Due to the way the Play Store operates, the app's download range won't be updated again until it reaches ten billion downloads. Google Play Services was last updated on July 10, bringing it up to the version 11.0.4. The update included fixes for apps that use Google's Firebase cloud framework, changes to how in-app advertising is handled, and tweaks for APIs used in Google Play Games and other services. Recently, the version 11 update family for Google Play Services, having started its rollout back in May, introduced full compatibility for Android Instant Apps.

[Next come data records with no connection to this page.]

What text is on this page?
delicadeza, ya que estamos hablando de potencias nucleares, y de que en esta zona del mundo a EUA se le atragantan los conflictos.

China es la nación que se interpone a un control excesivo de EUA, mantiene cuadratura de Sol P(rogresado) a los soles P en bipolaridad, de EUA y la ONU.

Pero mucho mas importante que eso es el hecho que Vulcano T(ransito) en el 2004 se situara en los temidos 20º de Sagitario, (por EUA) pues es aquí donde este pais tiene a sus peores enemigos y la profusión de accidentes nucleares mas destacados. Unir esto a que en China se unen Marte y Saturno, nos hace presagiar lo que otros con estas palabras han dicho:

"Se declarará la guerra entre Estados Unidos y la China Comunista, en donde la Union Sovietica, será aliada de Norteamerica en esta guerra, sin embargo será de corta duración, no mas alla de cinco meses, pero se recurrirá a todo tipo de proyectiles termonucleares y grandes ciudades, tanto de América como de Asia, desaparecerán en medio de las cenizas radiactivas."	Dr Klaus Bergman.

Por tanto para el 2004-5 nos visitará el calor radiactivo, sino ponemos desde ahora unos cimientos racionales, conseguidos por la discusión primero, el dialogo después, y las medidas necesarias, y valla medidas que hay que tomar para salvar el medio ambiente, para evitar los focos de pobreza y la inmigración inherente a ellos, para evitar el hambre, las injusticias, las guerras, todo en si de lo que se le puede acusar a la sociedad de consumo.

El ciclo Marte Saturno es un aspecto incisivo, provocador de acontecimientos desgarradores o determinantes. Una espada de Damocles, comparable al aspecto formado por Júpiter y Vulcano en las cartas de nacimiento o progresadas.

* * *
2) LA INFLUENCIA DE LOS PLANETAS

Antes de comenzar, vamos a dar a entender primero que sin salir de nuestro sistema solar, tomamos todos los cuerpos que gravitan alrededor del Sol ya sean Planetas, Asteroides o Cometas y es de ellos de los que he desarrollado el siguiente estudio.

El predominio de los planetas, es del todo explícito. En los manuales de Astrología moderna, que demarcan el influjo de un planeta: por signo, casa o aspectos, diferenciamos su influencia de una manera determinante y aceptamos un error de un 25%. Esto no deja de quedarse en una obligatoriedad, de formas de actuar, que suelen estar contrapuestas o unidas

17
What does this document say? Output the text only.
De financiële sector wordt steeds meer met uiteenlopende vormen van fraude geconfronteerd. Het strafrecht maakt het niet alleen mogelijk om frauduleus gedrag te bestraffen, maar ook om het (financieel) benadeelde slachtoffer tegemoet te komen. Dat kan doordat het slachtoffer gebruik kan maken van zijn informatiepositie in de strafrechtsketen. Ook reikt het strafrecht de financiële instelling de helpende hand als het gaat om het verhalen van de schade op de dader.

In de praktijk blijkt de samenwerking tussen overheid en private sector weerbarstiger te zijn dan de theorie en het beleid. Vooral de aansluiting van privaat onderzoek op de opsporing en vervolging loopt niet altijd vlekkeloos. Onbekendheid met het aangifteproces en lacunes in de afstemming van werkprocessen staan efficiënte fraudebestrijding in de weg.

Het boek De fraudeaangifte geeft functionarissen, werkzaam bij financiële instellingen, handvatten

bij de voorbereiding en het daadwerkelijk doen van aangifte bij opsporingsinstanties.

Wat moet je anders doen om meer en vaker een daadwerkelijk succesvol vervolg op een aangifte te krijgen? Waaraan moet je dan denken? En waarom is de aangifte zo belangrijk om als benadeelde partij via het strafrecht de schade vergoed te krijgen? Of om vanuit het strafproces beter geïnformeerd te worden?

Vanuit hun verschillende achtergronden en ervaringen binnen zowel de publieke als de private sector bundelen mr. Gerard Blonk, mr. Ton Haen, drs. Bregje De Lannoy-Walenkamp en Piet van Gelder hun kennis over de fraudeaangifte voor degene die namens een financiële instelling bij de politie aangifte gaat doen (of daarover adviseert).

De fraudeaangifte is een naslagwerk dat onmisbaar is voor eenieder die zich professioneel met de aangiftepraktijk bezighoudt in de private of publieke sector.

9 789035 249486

Using Google Play Services rather than integrating such functionality into APIs for use by developers on a per-app basis is arguably a far more favorable approach to integration between third-party apps and Google's software solutions, but many users on the Play Store complain about the size of the app, how ubiquitous it is, issues with updating it, and other problems. Mostly, the app poses a problem for some legacy devices with extremely small amounts of RAM and storage, some of which are either unable to install many or any apps after installing Google Play Services, or are unable to install the software at all. The size of the app can vary between Android versions and devices, but averages around 80MB. Even with the issues it can pose for legacy devices, it has served as a very effective integration tool from Android's inception, and Google will likely keep it that way for the foreseeable future.